Te dwie logiki spotykamy w całych dziejach Kościoła: usuwanie na margines i włączanie. Św. Paweł, realizując nakaz Pana, by głosić Ewangelię aż po krańce ziemi (por. Mt 28, 19), gorszył i napotykał silny opór oraz wielką wrogość, zwłaszcza ze strony tych, którzy domagali się bezwarunkowego przestrzegania prawa Mojżeszowego również przez nawróconych pogan. Także św. Piotr został ostro krytykowany przez wspólnotę, kiedy wszedł do pogańskiego domu setnika Korneliusza (por. Dz 10).

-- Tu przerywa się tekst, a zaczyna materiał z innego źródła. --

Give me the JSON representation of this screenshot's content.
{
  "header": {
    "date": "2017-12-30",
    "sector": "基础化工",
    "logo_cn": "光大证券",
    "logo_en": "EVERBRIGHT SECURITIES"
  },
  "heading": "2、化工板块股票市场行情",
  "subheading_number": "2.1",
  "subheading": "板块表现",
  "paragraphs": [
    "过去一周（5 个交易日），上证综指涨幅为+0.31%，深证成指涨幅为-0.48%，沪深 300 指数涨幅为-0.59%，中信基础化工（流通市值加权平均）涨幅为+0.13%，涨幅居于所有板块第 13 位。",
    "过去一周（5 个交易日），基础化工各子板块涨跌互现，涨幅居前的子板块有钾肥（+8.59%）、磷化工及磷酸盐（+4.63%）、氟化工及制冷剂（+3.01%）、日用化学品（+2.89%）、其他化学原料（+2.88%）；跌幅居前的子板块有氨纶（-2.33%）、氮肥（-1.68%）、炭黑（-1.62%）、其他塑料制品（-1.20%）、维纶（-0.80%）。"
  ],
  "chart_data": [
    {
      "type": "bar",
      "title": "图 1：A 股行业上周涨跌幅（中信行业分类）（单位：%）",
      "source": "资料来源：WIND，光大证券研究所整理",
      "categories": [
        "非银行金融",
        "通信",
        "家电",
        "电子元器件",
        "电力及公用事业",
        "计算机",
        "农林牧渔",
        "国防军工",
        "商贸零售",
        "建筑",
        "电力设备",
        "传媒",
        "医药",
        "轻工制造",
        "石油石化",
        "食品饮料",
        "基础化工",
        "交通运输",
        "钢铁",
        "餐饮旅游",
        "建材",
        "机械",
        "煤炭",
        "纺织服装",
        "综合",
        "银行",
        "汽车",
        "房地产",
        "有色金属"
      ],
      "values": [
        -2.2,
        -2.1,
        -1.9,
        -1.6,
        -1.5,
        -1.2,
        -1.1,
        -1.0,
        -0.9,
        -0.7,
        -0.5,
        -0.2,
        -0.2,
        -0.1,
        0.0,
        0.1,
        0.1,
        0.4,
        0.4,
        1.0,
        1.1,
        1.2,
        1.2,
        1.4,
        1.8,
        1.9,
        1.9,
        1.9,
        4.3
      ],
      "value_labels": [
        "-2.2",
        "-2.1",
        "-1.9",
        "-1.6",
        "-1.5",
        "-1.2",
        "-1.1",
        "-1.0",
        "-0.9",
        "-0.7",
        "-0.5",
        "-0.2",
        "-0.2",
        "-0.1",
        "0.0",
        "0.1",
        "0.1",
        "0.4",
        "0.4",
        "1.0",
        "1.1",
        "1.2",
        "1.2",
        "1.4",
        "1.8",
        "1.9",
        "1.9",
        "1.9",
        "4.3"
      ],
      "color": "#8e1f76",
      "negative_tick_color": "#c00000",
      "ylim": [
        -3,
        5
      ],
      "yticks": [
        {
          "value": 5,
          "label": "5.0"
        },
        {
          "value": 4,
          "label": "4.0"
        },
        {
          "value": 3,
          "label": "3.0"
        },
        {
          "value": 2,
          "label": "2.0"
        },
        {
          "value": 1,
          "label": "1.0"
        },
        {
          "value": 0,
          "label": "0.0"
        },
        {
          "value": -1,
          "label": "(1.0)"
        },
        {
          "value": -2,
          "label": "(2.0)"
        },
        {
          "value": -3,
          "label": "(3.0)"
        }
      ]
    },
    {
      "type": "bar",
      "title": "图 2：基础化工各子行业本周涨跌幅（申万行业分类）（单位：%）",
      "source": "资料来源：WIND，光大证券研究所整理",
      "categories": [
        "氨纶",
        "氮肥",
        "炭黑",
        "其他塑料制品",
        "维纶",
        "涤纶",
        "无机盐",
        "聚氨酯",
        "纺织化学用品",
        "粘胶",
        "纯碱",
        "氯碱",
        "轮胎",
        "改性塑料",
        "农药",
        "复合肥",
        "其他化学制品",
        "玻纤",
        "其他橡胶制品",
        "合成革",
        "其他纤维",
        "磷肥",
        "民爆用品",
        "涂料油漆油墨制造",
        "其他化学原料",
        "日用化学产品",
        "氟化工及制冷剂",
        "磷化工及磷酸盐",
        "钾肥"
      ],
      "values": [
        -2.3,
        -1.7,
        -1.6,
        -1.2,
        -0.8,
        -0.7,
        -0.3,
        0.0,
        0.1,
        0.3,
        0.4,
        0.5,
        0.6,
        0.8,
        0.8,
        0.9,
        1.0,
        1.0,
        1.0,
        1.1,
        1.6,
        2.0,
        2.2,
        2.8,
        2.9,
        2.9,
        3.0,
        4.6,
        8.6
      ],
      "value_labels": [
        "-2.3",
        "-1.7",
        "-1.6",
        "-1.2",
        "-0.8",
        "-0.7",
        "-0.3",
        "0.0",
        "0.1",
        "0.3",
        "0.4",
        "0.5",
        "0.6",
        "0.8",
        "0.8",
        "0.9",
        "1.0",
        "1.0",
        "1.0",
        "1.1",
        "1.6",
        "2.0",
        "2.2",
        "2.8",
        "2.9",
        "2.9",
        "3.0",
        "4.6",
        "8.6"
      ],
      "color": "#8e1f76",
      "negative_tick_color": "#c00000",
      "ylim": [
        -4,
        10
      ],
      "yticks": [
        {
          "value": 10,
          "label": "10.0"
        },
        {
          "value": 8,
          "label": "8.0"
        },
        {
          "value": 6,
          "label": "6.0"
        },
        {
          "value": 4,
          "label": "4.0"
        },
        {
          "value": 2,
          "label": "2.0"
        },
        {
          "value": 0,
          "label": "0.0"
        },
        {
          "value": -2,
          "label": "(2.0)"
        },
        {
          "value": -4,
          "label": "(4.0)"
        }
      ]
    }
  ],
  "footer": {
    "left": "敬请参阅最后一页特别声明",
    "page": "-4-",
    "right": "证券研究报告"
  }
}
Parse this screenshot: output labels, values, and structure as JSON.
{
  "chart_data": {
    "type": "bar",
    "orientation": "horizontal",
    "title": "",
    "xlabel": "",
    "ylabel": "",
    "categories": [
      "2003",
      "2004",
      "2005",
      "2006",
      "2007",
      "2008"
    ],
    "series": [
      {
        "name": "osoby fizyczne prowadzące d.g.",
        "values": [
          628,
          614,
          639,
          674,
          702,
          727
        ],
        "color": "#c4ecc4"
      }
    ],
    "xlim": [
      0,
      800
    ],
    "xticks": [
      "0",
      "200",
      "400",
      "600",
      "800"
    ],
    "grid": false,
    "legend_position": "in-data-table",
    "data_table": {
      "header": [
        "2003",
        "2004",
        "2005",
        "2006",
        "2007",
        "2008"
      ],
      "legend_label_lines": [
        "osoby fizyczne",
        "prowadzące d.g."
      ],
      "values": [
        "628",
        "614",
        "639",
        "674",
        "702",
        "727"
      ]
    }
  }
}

Drogą Kościoła, począwszy od Soboru Jerozolimskiego, jest zawsze droga Jezusa: droga miłosierdzia i integracji. Nie oznacza to lekceważenia zagrożeń czy wpuszczania do owczarni wilków, ale przyjmowanie skruszonego syna marnotrawnego; leczenie z determinacją i odwagą ran grzechu; zakasanie rękawów, a nie stanie i bierne patrzenie na cierpienia świata. Drogą Kościoła jest niepotępianie nikogo na wieczność; ofiarowanie miłosierdzia Boga wszystkim ludziom, którzy szczerym sercem o to proszą; drogą Kościoła jest właśnie wyjście poza własne ogrodzenie, aby iść szukać dalekich na «peryferiach» egzystencji; jest stosowaniem w pełni logiki Boga; naśladowaniem Nauczyciela, który powiedział: «Nie potrzebują lekarza zdrowi, ale ci, którzy się źle mają. Nie przyszedłem powołać do nawrócenia sprawiedliwych, lecz grzeszników» (Łk 5, 31-32).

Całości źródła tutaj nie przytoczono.